His anger mounted as Babs treated him with icy disdain from then onwards and Emmy avoided going anywhere near him. In the end he decided to leave a day early.
 
Jack thought long and hard about how to find Emmy. In his lunch hour he went to see Parson, but Mr Bradley refused to tell him where she was, except to say she’d found a new position and was safe. He also added a lecture about it being for the best.
Jack said firmly, ‘It’s not for the best, sir, and I shall never get over her.’
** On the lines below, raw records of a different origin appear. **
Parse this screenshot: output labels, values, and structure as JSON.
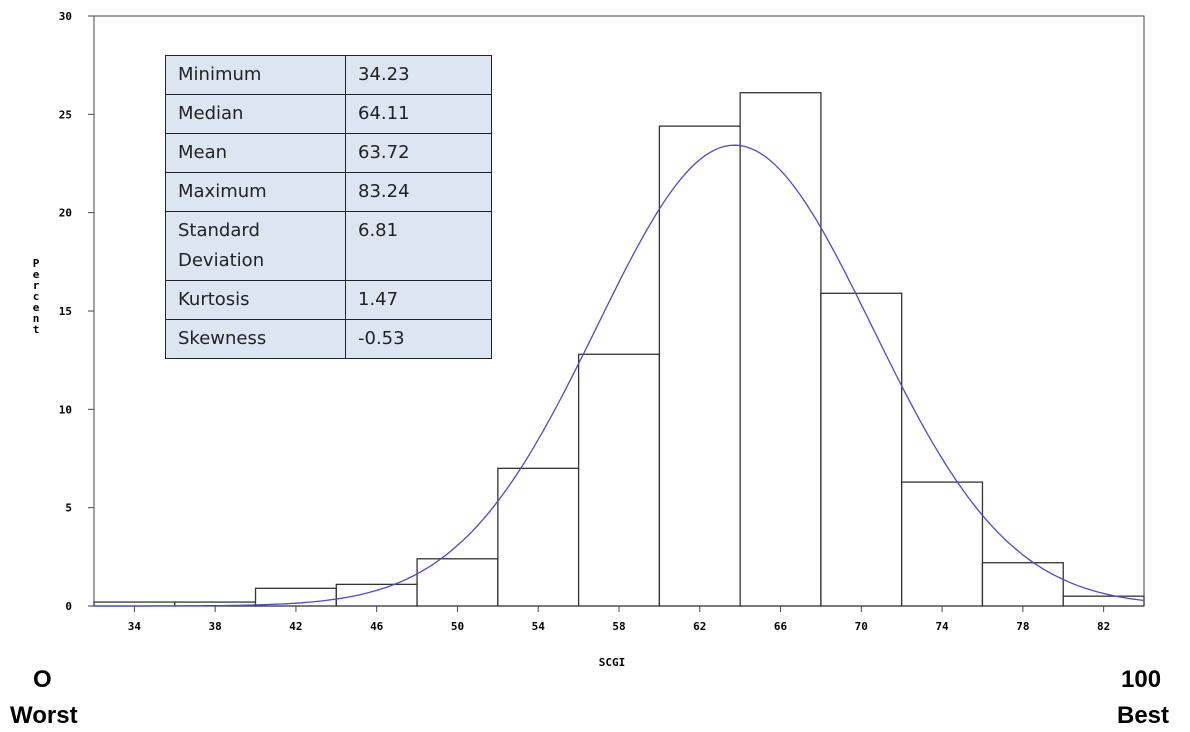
{
  "chart_data": {
    "type": "bar",
    "title": "",
    "xlabel": "SCGI",
    "ylabel": "Percent",
    "xlim": [
      32,
      84
    ],
    "ylim": [
      0,
      30
    ],
    "x_ticks": [
      34,
      38,
      42,
      46,
      50,
      54,
      58,
      62,
      66,
      70,
      74,
      78,
      82
    ],
    "y_ticks": [
      0,
      5,
      10,
      15,
      20,
      25,
      30
    ],
    "bin_width": 4,
    "bins": [
      {
        "x0": 32,
        "x1": 36,
        "percent": 0.2
      },
      {
        "x0": 36,
        "x1": 40,
        "percent": 0.2
      },
      {
        "x0": 40,
        "x1": 44,
        "percent": 0.9
      },
      {
        "x0": 44,
        "x1": 48,
        "percent": 1.1
      },
      {
        "x0": 48,
        "x1": 52,
        "percent": 2.4
      },
      {
        "x0": 52,
        "x1": 56,
        "percent": 7.0
      },
      {
        "x0": 56,
        "x1": 60,
        "percent": 12.8
      },
      {
        "x0": 60,
        "x1": 64,
        "percent": 24.4
      },
      {
        "x0": 64,
        "x1": 68,
        "percent": 26.1
      },
      {
        "x0": 68,
        "x1": 72,
        "percent": 15.9
      },
      {
        "x0": 72,
        "x1": 76,
        "percent": 6.3
      },
      {
        "x0": 76,
        "x1": 80,
        "percent": 2.2
      },
      {
        "x0": 80,
        "x1": 84,
        "percent": 0.5
      }
    ],
    "normal_curve": {
      "mean": 63.72,
      "sd": 6.81,
      "color": "#4a4ad0"
    },
    "bar_fill": "#ffffff",
    "bar_stroke": "#333333"
  },
  "stats_table": [
    {
      "label": "Minimum",
      "value": "34.23"
    },
    {
      "label": "Median",
      "value": "64.11"
    },
    {
      "label": "Mean",
      "value": "63.72"
    },
    {
      "label": "Maximum",
      "value": "83.24"
    },
    {
      "label": "Standard Deviation",
      "value": "6.81"
    },
    {
      "label": "Kurtosis",
      "value": "1.47"
    },
    {
      "label": "Skewness",
      "value": "-0.53"
    }
  ],
  "scale_labels": {
    "left_value": "O",
    "left_text": "Worst",
    "right_value": "100",
    "right_text": "Best"
  }
}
Outside he paused to stroke the dog. Hercules got excited every time he saw Jack, but was still moping. Giving the dog a final pat, he made his way down Weavers Lane to the bank, utterly determined to find Emmy.
He looked so fierce as he insisted on seeing Mr Garrett that the teller gave in and took him straight through to his master.
‘I’m looking for Emmy Carter,’ Jack said without preamble. ‘I want to marry her. I think you know where she’s gone.’ He had found out that the banker had left town before dawn on the same morning as Emmy had vanished. Gentry never set off at such an early hour. It had to be connected.
‘Jack, believe me, I sympathise with you, but I can tell you nothing. I won’t break my promise to Emmy and besides, Parson and I feel she has done the right thing - the
only
thing - for everyone concerned.’
Jack glared at him. ‘I don’t happen to agree and I’ll find her with or without your help because I’ll not stop looking until I do.’ He turned and walked out, furious that they were conspiring to keep him from Emmy.
As he hurried back to the mill, he saw a carriage coming down the hill and in it Marcus Armistead. The man was looking so smug and self-satisfied that Jack stood and scowled at the vehicle. It wasn’t fair that a wicked fellow could get away with ruining honest folk’s lives, just because he was rich.